The Linux Kernel is a product and the Linux Foundation is it‘s vendor. I would assume they mean Them. Especially when they had Red Hat and Cannonical in „other“
The Linux Foundation is not the vendor for Linux. "Vendor" here refers to the Linux kernel community and how it acts when security issues are discovered. That is, if you want to be pedantic, it's Linus Torvalds and everyone under him.
It doesn't really matter that it's not a legal entity, just "whoever is responsible for fixing the bug and releasing the fix officially". In security we call open source projects vendors because they act as such just like Apple would.
Linus Trovalds works for the Linux Foundation? So if we're being pedantic, which I think you are, then If it's Linux Torvalds in his professional capcitiy then it is for Linux Foundation.

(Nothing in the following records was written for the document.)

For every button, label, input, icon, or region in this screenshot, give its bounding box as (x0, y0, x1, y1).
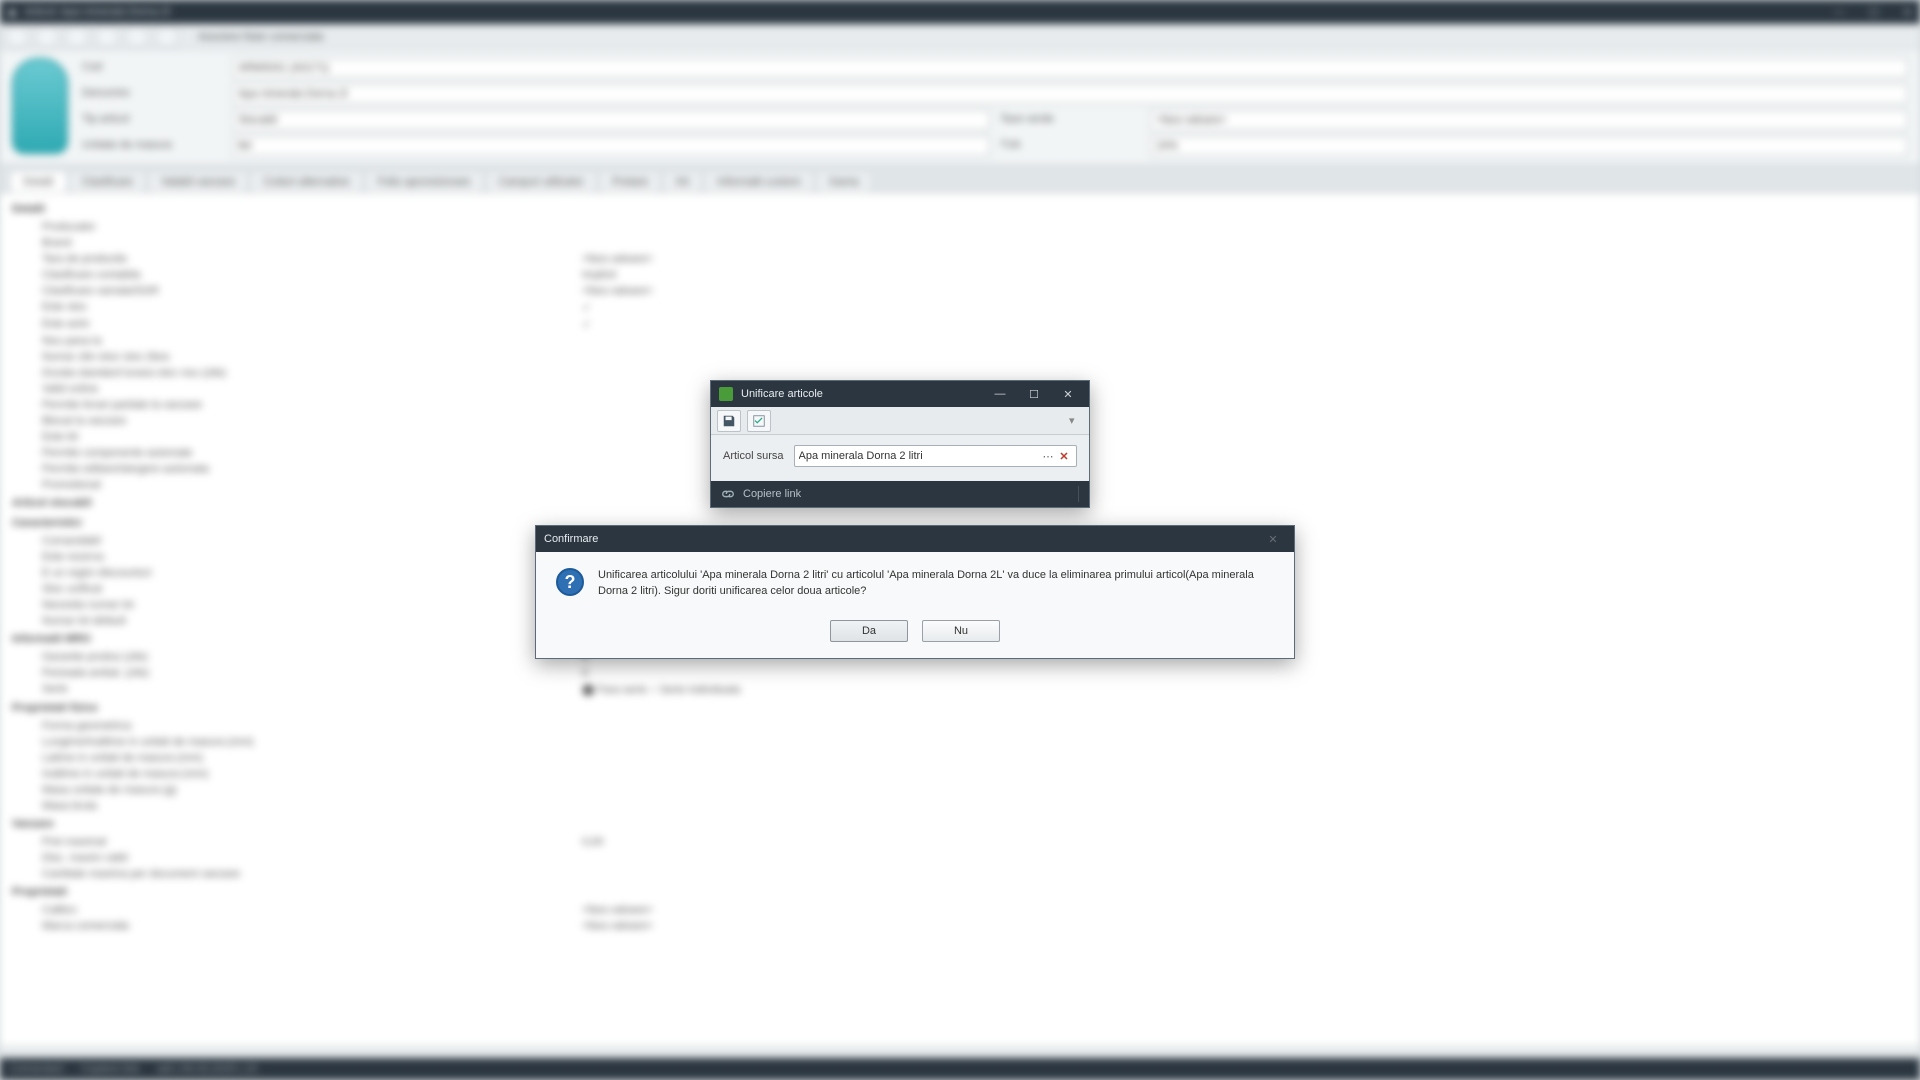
articol-sursa-lookup[interactable]: ⋯ ✕ (794, 445, 1077, 467)
modal-layer: Unificare articole — ☐ ✕ ▾ Articol sursa… (0, 0, 1920, 1080)
save-icon (722, 414, 736, 428)
close-button[interactable]: ✕ (1055, 384, 1081, 404)
footer-separator (1078, 486, 1079, 502)
link-icon (721, 487, 735, 501)
confirm-actions: Da Nu (536, 620, 1294, 658)
copy-link-button[interactable]: Copiere link (743, 488, 801, 500)
close-button[interactable]: ✕ (1260, 529, 1286, 549)
check-icon (752, 414, 766, 428)
validate-button[interactable] (747, 410, 771, 432)
articol-sursa-input[interactable] (799, 450, 1040, 462)
no-button[interactable]: Nu (922, 620, 1000, 642)
dialog-unificare: Unificare articole — ☐ ✕ ▾ Articol sursa… (710, 380, 1090, 508)
confirm-message: Unificarea articolului 'Apa minerala Dor… (598, 568, 1274, 600)
confirm-body: ? Unificarea articolului 'Apa minerala D… (536, 552, 1294, 620)
dialog-footer: Copiere link (711, 481, 1089, 507)
app-icon (719, 387, 733, 401)
lookup-picker-button[interactable]: ⋯ (1040, 450, 1056, 463)
dialog-title-bar: Unificare articole — ☐ ✕ (711, 381, 1089, 407)
dialog-title-bar: Confirmare ✕ (536, 526, 1294, 552)
dialog-confirmare: Confirmare ✕ ? Unificarea articolului 'A… (535, 525, 1295, 659)
dialog-body: Articol sursa ⋯ ✕ (711, 435, 1089, 481)
lookup-clear-button[interactable]: ✕ (1056, 450, 1072, 463)
maximize-button[interactable]: ☐ (1021, 384, 1047, 404)
dialog-title: Confirmare (544, 533, 598, 545)
yes-button[interactable]: Da (830, 620, 908, 642)
save-button[interactable] (717, 410, 741, 432)
minimize-button[interactable]: — (987, 384, 1013, 404)
dialog-toolbar: ▾ (711, 407, 1089, 435)
question-icon: ? (556, 568, 584, 596)
toolbar-overflow-button[interactable]: ▾ (1069, 414, 1083, 427)
articol-sursa-label: Articol sursa (723, 450, 784, 462)
dialog-title: Unificare articole (741, 388, 823, 400)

Linus Torvalds does not answer to the Linux Foundation, and the Linux Foundation has little to do with how the Linux kernel handles security reports. It doesn't matter that they sponsor him; they aren't the "vendor" for Linux in any meaningful sense. They are just a nonprofit entity established to support Linux development in various ways.
The fact you needed to use meningful sense, to me, means you know you're wrong. You're just being pedantic and being pedantic and wrong at the same time is not good look.
In the context of security policy, open source projects are "vendors". It doesn't matter that it's not a company. You only care about the result (when things are patched and released), not how it happens.
Of course with open source you can fix it yourself, but in this context the stats are about how upstream behaves.